Data management is one of the most important skills we learn as researchers. Without it we are well and truly screwed and can spend days slogging through a mess of our own making or have to re-do experiments altogether. But other than training I have seen on either databasing programs or as a small section of course in Unix, where does training in good data management come from?
In my own experience data management was something learned on the job that became more complex as the amount and breadth of data grew. Often this was a gradual process that allowed for the trainee to scale up from a base and each person came up with a system that worked well for them. An obvious issue with this is that multiple systems in a lab can become problematic for data sharing, but as long as the final product is in a "sharable" format this is not a major problem in most circumstances.

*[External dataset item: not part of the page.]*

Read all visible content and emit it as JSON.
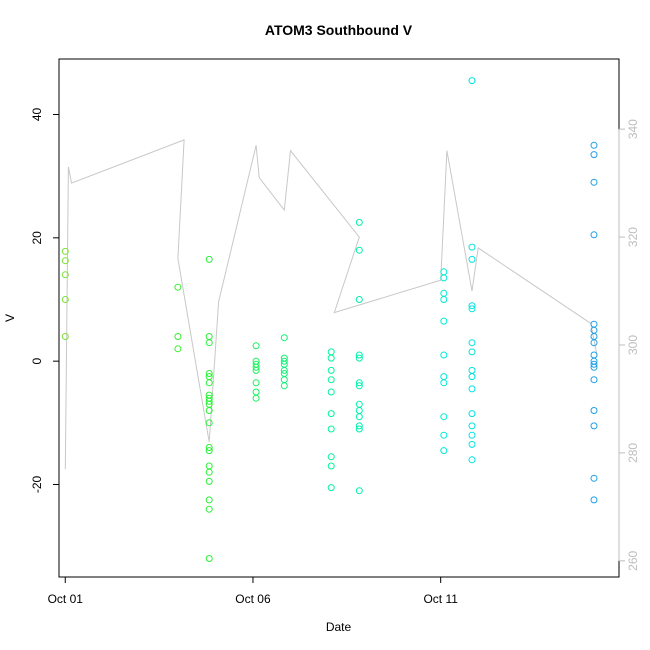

In my field however, things have changed. Yes, my students no longer have to walk to work uphill both ways in the snow like I did and nothing costs a nickel anymore. Now, the sheer volume of data we produce for a project is enormous compared with the data I dealt with as a student, so the gradual building of a database is not so gradual these days. Data management is more critical than ever, but it never occurred to me until recently that simply saying "Make sure you keep your datasets organized and well labeled." about 100 times isn't enough.
So, as part of my supervisory tasks in the coming year I'm going to start sitting down with all my students to go over their data management and ensure they have a good system in place. It may take me some time, but ultimately it'll save a lot of person-hours down the road.
I'm sure others have dealt with this in the past as either the teacher or the trainee. Any particularly effective strategies? I realize that the type of data matters, but I think it's worth discussing.